Centenas de milhares de armas, químicas e convencionais, produzidas desde a Primeira Guerra. Os recipientes que as acondicionam estão começando a oxidar agora e a despejar no mar esse veneno, com consequências catastróficas.

Eu nunca tinha ouvido falar disso.

Fiquei pensando então em toda essa discussão sobre as alterações climáticas, que tratam das urgências para o futuro (se houver...) mas não levam em conta o que foi feito no passado, de maneira tão irresponsável.

Reportagens recentes, como a da BBC sobre as impressionantes consequências da devastação da Amazônia, que compartilhei hoje (apesar do equívoco da ilustração com uma foto do mico-leão dourado), e outras sobre o aquecimento na Antártica, que pesquei do mural do Junio Rezende, acusam a gravidade da situação e ressaltam a necessidade de medidas urgentes para conter essa degradação, embora sugiram que talvez já seja tarde demais.

Se for mesmo tarde, se estivermos na contagem regressiva para o desastre, só vai restar mesmo tocar um tango argentino. Mas, se há pelo menos três décadas a questão ecológica passou a ser central na pauta política internacional, por que não houve ações efetivas desde então? Afinal, se o mundo acabar, acaba para todo mundo, não apenas para nós, os 99%. E ainda que não acabe no tempo de vida dos atuais 1%, mesmo eles deveriam empenhar-se em assegurar boas condições de vida para seus descendentes. Pelo menos isso. Ou não?

Mas aí me lembrei dos delírios dos magnatas do Vale do Silício. De seus projetos de construir cidades ideais, totalmente automatizadas, que descartassem a política, porque ali só estariam os "bons". De seus investimentos em pesquisas para prolongar a vida, o que responde a um desejo ancestral da humanidade, de descobrir o elixir da imortalidade, o desejo de ser eterno.

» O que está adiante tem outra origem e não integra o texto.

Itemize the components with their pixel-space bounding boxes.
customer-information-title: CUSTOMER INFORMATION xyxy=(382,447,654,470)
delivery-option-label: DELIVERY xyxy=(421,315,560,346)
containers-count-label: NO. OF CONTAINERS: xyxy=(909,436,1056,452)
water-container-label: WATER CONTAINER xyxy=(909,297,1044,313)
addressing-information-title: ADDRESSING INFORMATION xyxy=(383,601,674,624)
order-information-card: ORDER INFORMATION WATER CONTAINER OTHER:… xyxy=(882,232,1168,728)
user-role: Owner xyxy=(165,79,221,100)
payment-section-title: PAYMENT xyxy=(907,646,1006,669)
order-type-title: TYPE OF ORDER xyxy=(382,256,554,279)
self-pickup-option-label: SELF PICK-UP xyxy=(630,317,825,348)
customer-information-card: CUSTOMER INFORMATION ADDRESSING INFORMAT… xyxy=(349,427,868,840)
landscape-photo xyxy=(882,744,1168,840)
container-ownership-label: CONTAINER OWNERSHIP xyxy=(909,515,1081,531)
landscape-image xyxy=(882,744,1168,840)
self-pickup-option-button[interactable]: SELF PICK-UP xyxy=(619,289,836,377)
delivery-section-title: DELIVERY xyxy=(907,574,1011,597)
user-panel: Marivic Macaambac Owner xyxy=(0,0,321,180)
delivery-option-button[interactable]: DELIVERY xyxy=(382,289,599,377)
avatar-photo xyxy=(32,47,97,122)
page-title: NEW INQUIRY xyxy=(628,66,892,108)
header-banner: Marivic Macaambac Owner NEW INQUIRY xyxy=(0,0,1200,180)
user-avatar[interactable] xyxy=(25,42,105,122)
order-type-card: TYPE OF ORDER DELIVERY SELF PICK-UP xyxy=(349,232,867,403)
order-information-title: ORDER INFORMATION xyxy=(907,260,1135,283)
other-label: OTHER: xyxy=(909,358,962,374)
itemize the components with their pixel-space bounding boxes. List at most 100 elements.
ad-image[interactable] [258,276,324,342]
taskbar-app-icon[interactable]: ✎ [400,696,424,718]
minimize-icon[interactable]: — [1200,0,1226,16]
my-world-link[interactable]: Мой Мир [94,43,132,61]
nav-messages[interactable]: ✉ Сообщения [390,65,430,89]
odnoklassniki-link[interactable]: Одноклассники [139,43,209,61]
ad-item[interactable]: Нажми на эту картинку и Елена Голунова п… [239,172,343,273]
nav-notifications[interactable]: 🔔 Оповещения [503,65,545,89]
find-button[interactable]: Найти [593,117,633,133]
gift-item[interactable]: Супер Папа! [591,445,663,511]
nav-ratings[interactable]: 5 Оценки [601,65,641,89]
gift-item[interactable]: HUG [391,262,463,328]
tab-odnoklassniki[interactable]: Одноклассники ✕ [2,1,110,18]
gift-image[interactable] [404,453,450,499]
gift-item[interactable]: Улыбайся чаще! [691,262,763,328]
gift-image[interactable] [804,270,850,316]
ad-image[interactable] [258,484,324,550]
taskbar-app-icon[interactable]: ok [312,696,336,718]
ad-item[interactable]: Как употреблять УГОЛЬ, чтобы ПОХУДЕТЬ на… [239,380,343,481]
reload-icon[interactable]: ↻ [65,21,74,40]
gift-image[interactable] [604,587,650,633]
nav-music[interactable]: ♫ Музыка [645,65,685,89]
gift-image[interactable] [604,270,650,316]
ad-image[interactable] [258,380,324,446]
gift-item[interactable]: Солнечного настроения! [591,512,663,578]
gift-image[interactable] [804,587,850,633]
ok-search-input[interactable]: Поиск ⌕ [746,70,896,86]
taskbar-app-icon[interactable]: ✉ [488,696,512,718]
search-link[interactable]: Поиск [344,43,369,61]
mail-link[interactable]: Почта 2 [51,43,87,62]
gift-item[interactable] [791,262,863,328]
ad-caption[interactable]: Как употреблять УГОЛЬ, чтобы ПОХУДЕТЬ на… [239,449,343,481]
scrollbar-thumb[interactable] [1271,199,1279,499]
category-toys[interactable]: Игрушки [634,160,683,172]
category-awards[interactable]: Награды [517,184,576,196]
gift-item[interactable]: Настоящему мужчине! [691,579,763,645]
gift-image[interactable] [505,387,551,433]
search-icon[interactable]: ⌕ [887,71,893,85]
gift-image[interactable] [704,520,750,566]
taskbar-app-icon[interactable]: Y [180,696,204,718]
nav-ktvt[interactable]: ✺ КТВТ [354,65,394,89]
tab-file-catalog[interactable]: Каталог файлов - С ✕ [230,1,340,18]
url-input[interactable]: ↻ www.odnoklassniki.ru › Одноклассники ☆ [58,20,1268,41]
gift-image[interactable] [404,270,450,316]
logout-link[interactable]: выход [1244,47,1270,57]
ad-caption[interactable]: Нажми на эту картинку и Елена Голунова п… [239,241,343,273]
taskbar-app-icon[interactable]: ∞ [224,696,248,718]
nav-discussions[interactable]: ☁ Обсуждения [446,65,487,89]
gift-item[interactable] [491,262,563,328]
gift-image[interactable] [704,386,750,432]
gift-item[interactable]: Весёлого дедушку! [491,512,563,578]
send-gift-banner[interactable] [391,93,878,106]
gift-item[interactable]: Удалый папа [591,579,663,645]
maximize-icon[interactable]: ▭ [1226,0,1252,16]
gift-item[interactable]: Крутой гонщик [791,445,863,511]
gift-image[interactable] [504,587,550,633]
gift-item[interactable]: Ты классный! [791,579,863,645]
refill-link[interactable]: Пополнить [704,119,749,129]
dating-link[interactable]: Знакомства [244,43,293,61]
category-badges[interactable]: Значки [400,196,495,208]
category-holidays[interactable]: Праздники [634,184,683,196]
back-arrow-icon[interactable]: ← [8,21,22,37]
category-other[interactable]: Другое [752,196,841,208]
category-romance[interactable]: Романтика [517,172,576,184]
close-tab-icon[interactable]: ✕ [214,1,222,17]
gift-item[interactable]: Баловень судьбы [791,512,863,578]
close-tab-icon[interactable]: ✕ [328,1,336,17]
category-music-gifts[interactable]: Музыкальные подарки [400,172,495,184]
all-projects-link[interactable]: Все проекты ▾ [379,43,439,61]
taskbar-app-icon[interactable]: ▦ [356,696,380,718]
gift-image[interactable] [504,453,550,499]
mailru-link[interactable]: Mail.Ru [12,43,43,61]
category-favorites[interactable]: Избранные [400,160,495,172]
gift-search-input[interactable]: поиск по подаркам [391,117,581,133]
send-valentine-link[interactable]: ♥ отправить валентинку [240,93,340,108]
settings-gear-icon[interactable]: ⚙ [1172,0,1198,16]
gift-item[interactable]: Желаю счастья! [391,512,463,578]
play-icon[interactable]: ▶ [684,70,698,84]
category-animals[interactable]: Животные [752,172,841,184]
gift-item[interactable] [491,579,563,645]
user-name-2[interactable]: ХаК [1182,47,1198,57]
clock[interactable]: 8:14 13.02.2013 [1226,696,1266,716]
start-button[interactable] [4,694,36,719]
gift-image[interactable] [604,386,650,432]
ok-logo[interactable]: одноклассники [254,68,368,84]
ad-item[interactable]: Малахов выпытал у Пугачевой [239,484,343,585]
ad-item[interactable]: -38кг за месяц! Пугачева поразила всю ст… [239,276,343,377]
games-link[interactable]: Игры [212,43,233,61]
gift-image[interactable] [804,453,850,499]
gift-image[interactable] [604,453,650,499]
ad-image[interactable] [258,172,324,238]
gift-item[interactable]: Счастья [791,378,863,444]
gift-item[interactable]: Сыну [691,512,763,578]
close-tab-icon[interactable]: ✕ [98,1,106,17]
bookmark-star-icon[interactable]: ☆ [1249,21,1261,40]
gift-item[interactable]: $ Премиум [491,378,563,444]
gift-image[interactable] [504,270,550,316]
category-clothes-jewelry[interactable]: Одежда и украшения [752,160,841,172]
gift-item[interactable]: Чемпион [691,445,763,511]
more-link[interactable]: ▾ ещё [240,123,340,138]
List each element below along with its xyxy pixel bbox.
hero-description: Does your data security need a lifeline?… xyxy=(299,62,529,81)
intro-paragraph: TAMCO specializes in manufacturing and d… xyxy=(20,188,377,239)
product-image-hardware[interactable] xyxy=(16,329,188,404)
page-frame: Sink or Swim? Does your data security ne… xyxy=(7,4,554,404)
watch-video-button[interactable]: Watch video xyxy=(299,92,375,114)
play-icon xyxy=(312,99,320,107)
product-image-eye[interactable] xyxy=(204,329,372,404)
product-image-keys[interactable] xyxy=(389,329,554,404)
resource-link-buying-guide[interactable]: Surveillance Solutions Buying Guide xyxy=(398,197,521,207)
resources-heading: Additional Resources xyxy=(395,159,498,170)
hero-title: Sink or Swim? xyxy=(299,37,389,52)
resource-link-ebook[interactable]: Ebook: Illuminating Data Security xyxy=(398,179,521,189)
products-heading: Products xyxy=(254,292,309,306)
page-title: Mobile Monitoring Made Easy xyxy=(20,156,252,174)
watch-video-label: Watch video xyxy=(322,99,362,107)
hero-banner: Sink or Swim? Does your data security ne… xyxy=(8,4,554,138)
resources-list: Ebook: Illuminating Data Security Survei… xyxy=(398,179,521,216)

Então lembrei de um texto que li há algum tempo, e que infelizmente não guardei: era de um especialista em tecnologia chamado a uma reunião com altos executivos, interessados em saber como seria possível viver em outro planeta, porque consideravam que este já estava definitivamente perdido.

Não conheço o autor, não sei se exagerou, nem mesmo se seu relato é verdadeiro. Mas é a única explicação que encontro para a reiterada negação em tomar medidas para reverter esse quadro. (Perdão: a única, não, pois evidentemente essas medidas implicam uma mudança de modo de vida e afeta diretamente o capitalismo. Mas é o preço a pagar, afinal foi o capitalismo que nos trouxe até aqui: é uma questão elementar de sobrevivência).

Então de repente pode ser que o 1% que manda no planeta esteja mesmo embarcando nesse delírio de uma alternativa só para si, com o desenvolvimento de uma tecnologia que os torne autossuficientes fora daqui.

Ou pode ser que tudo isso seja delírio meu, e nesse caso peço desculpas a quem eventualmente ler este texto.